Rouhani, Zarif Say No Talks Needed, Pitch For Lifting Sanctions
President Hassan Rouhani and Foreign Minister Mohammad Javad Zarif on Wednesday sent the incoming Biden administration signals that Iran would restrict its nuclear program to the limits set by its 2015 agreement with world powers if the United States once again implemented the deal. Both said this could be a straightforward process that did not require negotiations.
Speaking at a weekly Cabinet session on Wednesday, Rouhani suggested that a Biden administration would be closer to pre-Trump era when US policies towards Iran were more “rule-oriented.” Rouhani reiterated that Washington should lift sanctions “because the US ‘maximum pressure’ on Iran had failed but also suggested that a government led by Joe Biden would “return to the previous positions, and that can change the atmosphere.”
Rouhani denied that this required talks with the US, as many analysts and politicians – inside and outside Iran – have argued. “It is not a matter of negotiation with the United States at all, it is a completely different matter,” Rouhani said.
Since President Donald Trump withdrew the US from the 2015 nuclear deal, known as the JCPOA (Joint Comprehensive), and imposed tough sanctions, Iran has taken a series of steps in its atomic work beyond JCPOA limits, including enriching uranium to 4.5% rather than 3.67% and building up fuel stocks to twelve times the permitted level.
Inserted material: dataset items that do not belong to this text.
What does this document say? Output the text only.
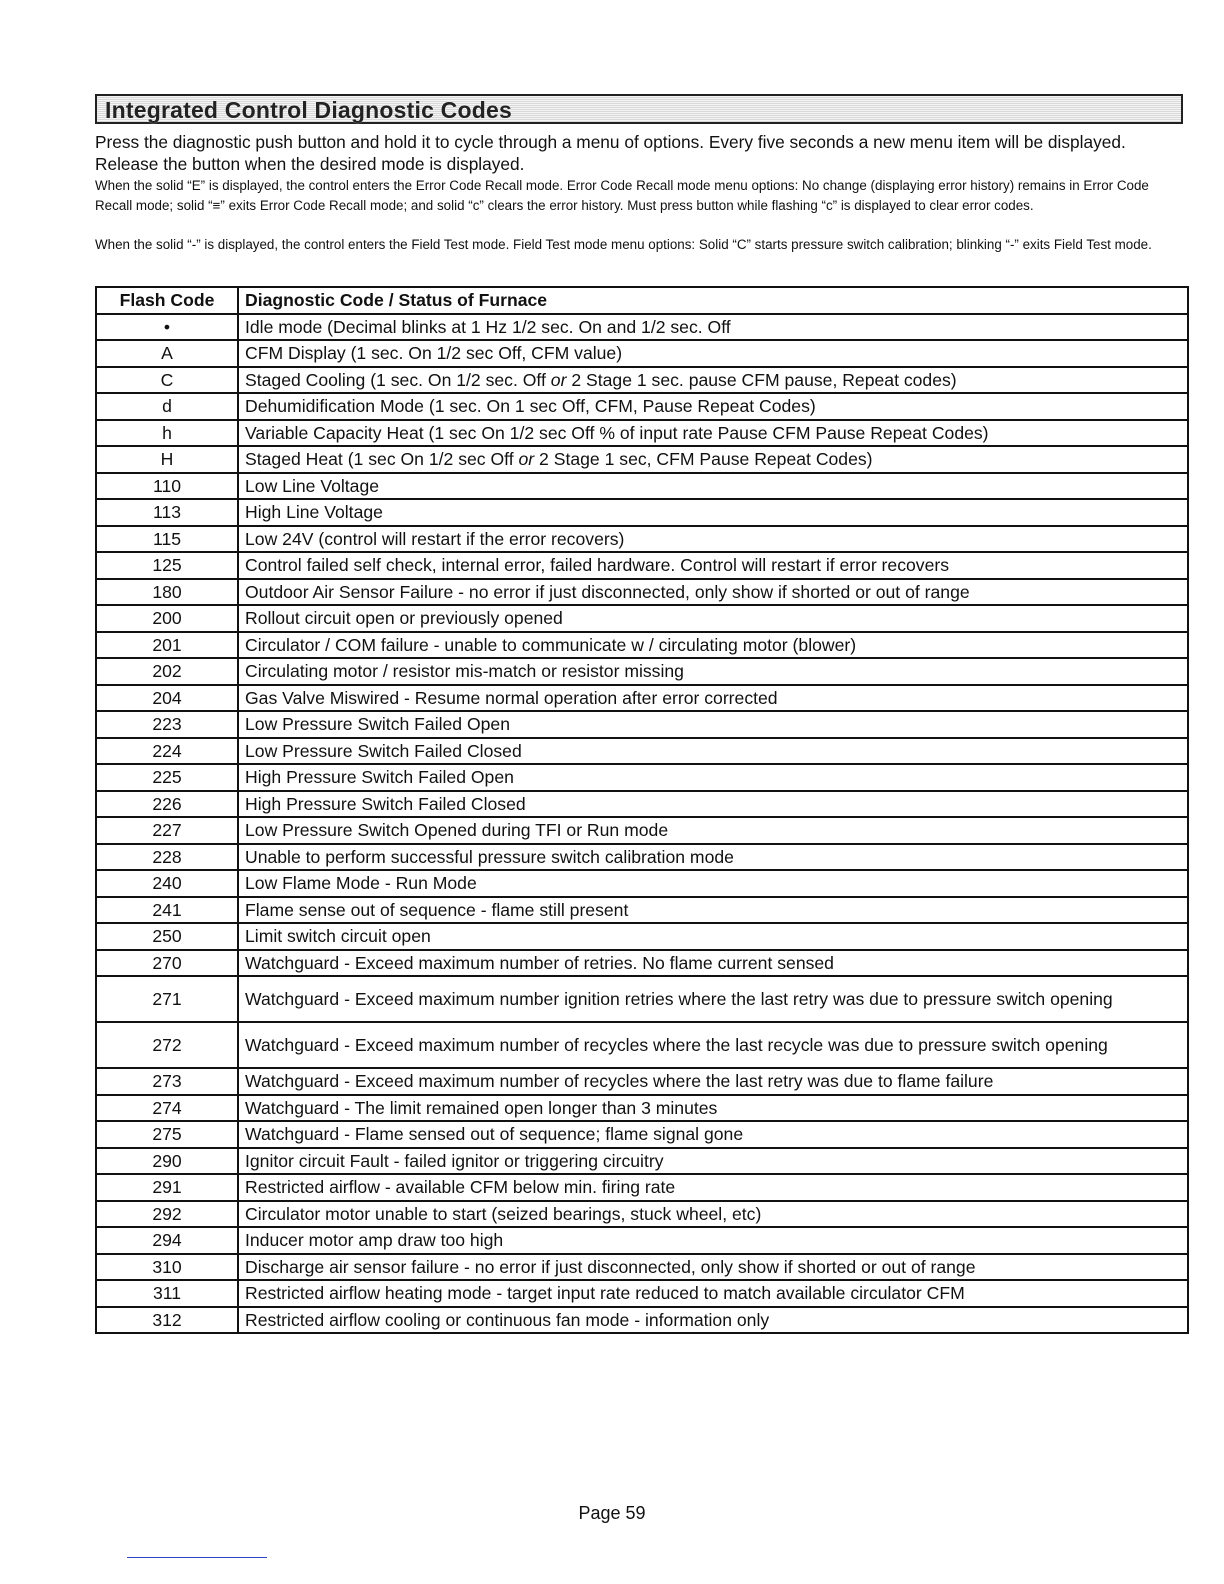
Integrated Control Diagnostic Codes
Press the diagnostic push button and hold it to cycle through a menu of options. Every five seconds a new menu item will be displayed. Release the button when the desired mode is displayed.
When the solid “E” is displayed, the control enters the Error Code Recall mode. Error Code Recall mode menu options: No change (displaying error history) remains in Error Code Recall mode; solid “≡” exits Error Code Recall mode; and solid “c” clears the error history. Must press button while flashing “c” is displayed to clear error codes.
When the solid “-” is displayed, the control enters the Field Test mode. Field Test mode menu options: Solid “C” starts pressure switch calibration; blinking “-” exits Field Test mode.
Flash Code	Diagnostic Code / Status of Furnace
•	Idle mode (Decimal blinks at 1 Hz 1/2 sec. On and 1/2 sec. Off
A	CFM Display (1 sec. On 1/2 sec Off, CFM value)
C	Staged Cooling (1 sec. On 1/2 sec. Off or 2 Stage 1 sec. pause CFM pause, Repeat codes)
d	Dehumidification Mode (1 sec. On 1 sec Off, CFM, Pause Repeat Codes)
h	Variable Capacity Heat (1 sec On 1/2 sec Off % of input rate Pause CFM Pause Repeat Codes)
H	Staged Heat (1 sec On 1/2 sec Off or 2 Stage 1 sec, CFM Pause Repeat Codes)
110	Low Line Voltage
113	High Line Voltage
115	Low 24V (control will restart if the error recovers)
125	Control failed self check, internal error, failed hardware. Control will restart if error recovers
180	Outdoor Air Sensor Failure - no error if just disconnected, only show if shorted or out of range
200	Rollout circuit open or previously opened
201	Circulator / COM failure - unable to communicate w / circulating motor (blower)
202	Circulating motor / resistor mis-match or resistor missing
204	Gas Valve Miswired - Resume normal operation after error corrected
223	Low Pressure Switch Failed Open
224	Low Pressure Switch Failed Closed
225	High Pressure Switch Failed Open
226	High Pressure Switch Failed Closed
227	Low Pressure Switch Opened during TFI or Run mode
228	Unable to perform successful pressure switch calibration mode
240	Low Flame Mode - Run Mode
241	Flame sense out of sequence - flame still present
250	Limit switch circuit open
270	Watchguard - Exceed maximum number of retries. No flame current sensed
271	Watchguard - Exceed maximum number ignition retries where the last retry was due to pressure switch opening
272	Watchguard - Exceed maximum number of recycles where the last recycle was due to pressure switch opening
273	Watchguard - Exceed maximum number of recycles where the last retry was due to flame failure
274	Watchguard - The limit remained open longer than 3 minutes
275	Watchguard - Flame sensed out of sequence; flame signal gone
290	Ignitor circuit Fault - failed ignitor or triggering circuitry
291	Restricted airflow - available CFM below min. firing rate
292	Circulator motor unable to start (seized bearings, stuck wheel, etc)
294	Inducer motor amp draw too high
310	Discharge air sensor failure - no error if just disconnected, only show if shorted or out of range
311	Restricted airflow heating mode - target input rate reduced to match available circulator CFM
312	Restricted airflow cooling or continuous fan mode - information only
Page 59
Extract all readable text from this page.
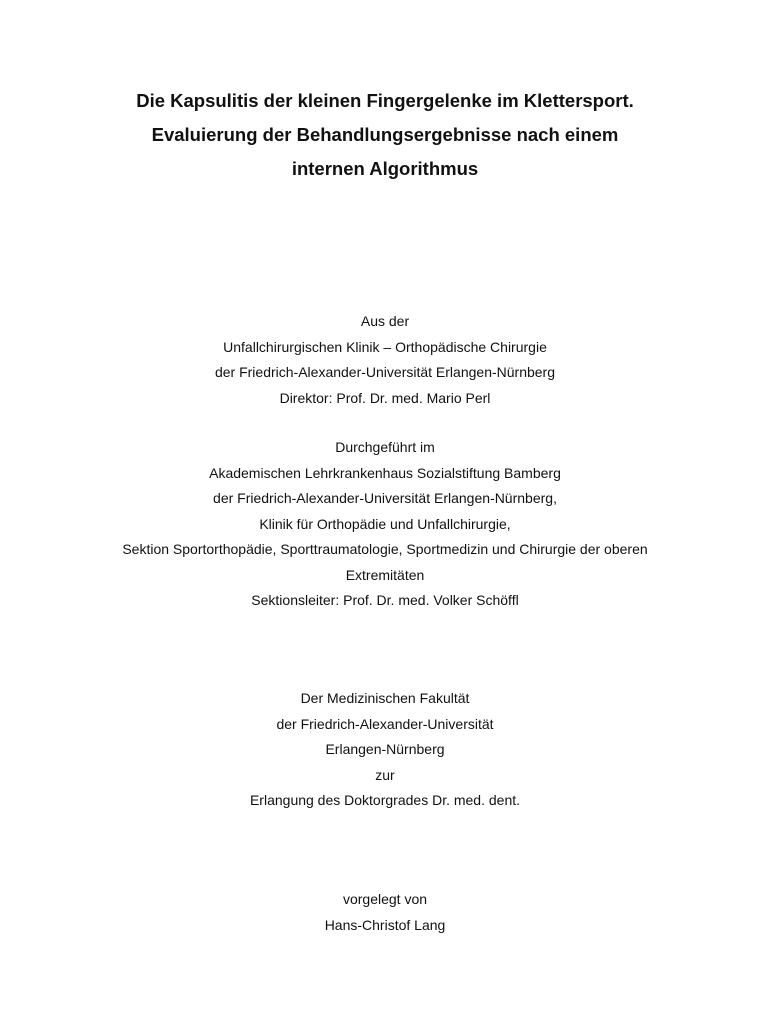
Die Kapsulitis der kleinen Fingergelenke im Klettersport.
Evaluierung der Behandlungsergebnisse nach einem
internen Algorithmus
Aus der
Unfallchirurgischen Klinik – Orthopädische Chirurgie
der Friedrich-Alexander-Universität Erlangen-Nürnberg
Direktor: Prof. Dr. med. Mario Perl
Durchgeführt im
Akademischen Lehrkrankenhaus Sozialstiftung Bamberg
der Friedrich-Alexander-Universität Erlangen-Nürnberg,
Klinik für Orthopädie und Unfallchirurgie,
Sektion Sportorthopädie, Sporttraumatologie, Sportmedizin und Chirurgie der oberen
Extremitäten
Sektionsleiter: Prof. Dr. med. Volker Schöffl
Der Medizinischen Fakultät
der Friedrich-Alexander-Universität
Erlangen-Nürnberg
zur
Erlangung des Doktorgrades Dr. med. dent.
vorgelegt von
Hans-Christof Lang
Tehran has stressed that such steps are easily reversible, an argument that experts generally support although Wendy Sherman, the lead US negotiator in 2015, has suggested the deal cannot be instantly revived.
Rouhani’s expression of optimism reiterated remarks made by Zarif earlier in the day, when the foreign minister suggested the US needed to acknowledge United Nations Security Council Resolution 2231, which endorsed the JCPOA. The resolution, which was unanimously endorsed by the 15 council members on July 20, 2015, set out an inspection process for Iran’s nuclear activities and scheduled the removal of UN sanctions against Iran.
In an interview with Iran Newspaper, the administration’s official mouthpiece, published on Wednesday, Zarif said that Iran would quickly reverse the steps that it has taken since the US left the JCPOA in 2018 in return for US acknowledgement of Resolution 2231. Zarif pointed out that “as a member of both the UN and the UN Security Council it cannot call Resolution 2231 illegal.”
Zarif explained that the council decisions were binding on UN member states. “As a UN member the United States must abide by the Resolution 2231 without having to be a member of the JCPOA,” he said. “Japan is not a JCPOA member but is required to abide by Resolution 2231. As I said, what we will do will be swift if they return to the implementations of their commitments, meaning we will return to the implementation of our commitments. This requires no negotiations.”